Re: [PATCH RFC 1/1] mm/filemap: handle large folio split race in page cache lookups

Next message: Luca Leonardo Scorcia: "[PATCH] dt-bindings: display: panel: Document the rotation property"
Previous message: Nathan Chancellor: "Re: linux-next: manual merge of the kvm-x86 tree with the tip tree"
In reply to: Chris J Arges: "[PATCH RFC 1/1] mm/filemap: handle large folio split race in page cache lookups"
Next in thread: Kiryl Shutsemau: "Re: [PATCH RFC 1/1] mm/filemap: handle large folio split race in page cache lookups"
Messages sorted by: [ date ] [ thread ] [ subject ] [ author ]

From: Matthew Wilcox

Date: Thu Mar 05 2026 - 14:27:09 EST

On Thu, Mar 05, 2026 at 12:34:33PM -0600, Chris J Arges wrote:
> We have been hitting VM_BUG_ON_FOLIO(!folio_contains(folio, index)) in
> production environments. These machines are using XFS with large folio
> support enabled and are under high memory pressure.
>
> >From reading the code it seems plausible that folio splits due to memory
> reclaim are racing with filemap_fault() serving mmap page faults.
>
> The existing code checks for truncation (folio->mapping != mapping) and
> retries, but there does not appear to be equivalent handling for the
> split case. The result is:
>
> kernel BUG at mm/filemap.c:3519!
> VM_BUG_ON_FOLIO(!folio_contains(folio, index), folio)
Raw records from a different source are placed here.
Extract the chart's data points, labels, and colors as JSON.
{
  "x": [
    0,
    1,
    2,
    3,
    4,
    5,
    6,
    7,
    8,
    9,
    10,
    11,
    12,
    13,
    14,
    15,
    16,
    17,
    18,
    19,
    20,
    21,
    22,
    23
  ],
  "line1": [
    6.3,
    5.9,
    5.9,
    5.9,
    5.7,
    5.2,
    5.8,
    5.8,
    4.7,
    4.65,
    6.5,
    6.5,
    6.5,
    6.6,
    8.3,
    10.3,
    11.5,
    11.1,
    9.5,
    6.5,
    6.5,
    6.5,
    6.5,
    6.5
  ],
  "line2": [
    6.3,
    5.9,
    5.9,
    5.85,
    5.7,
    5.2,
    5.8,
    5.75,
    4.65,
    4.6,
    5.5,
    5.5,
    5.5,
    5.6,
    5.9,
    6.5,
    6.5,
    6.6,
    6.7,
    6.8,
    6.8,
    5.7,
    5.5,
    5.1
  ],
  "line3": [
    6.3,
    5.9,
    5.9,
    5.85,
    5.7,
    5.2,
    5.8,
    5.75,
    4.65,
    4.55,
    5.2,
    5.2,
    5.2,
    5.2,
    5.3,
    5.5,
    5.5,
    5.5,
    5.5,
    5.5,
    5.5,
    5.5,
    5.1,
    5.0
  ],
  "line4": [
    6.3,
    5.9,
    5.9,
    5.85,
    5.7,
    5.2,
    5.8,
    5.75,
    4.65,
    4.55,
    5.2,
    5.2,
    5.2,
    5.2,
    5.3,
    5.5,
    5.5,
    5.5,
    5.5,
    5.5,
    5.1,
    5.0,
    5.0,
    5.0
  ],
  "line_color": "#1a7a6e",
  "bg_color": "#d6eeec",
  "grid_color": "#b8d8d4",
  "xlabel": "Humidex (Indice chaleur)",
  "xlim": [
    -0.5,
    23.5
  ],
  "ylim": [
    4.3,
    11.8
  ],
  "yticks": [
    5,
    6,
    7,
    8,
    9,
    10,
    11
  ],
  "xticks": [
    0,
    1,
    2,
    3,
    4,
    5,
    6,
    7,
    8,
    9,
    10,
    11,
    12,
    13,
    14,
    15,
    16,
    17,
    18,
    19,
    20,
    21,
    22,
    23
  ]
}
This didn't occur to me as a possibility because filemap_get_entry()
is _supposed_ to take care of it. But if this patch fixes it, then
we need to understand why it works.

folio_split() needs to be sure that it's the only one holding a reference
to the folio. To that end, it calculates the expected refcount of the
folio, and freezes it (sets the refcount to 0 if the refcount is the
expected value). Once filemap_get_entry() has incremented the refcount,
freezing will fail.

But of course, we can race. filemap_get_entry() can load a folio first,
the entire folio_split can happen, then it calls folio_try_get() and
succeeds, but it no longer covers the index we were looking for. That's
what the xas_reload() is trying to prevent -- if the index is for a
folio which has changed, then the xas_reload() should come back with a
different folio and we goto repeat.

So how did we get through this with a reference to the wrong folio?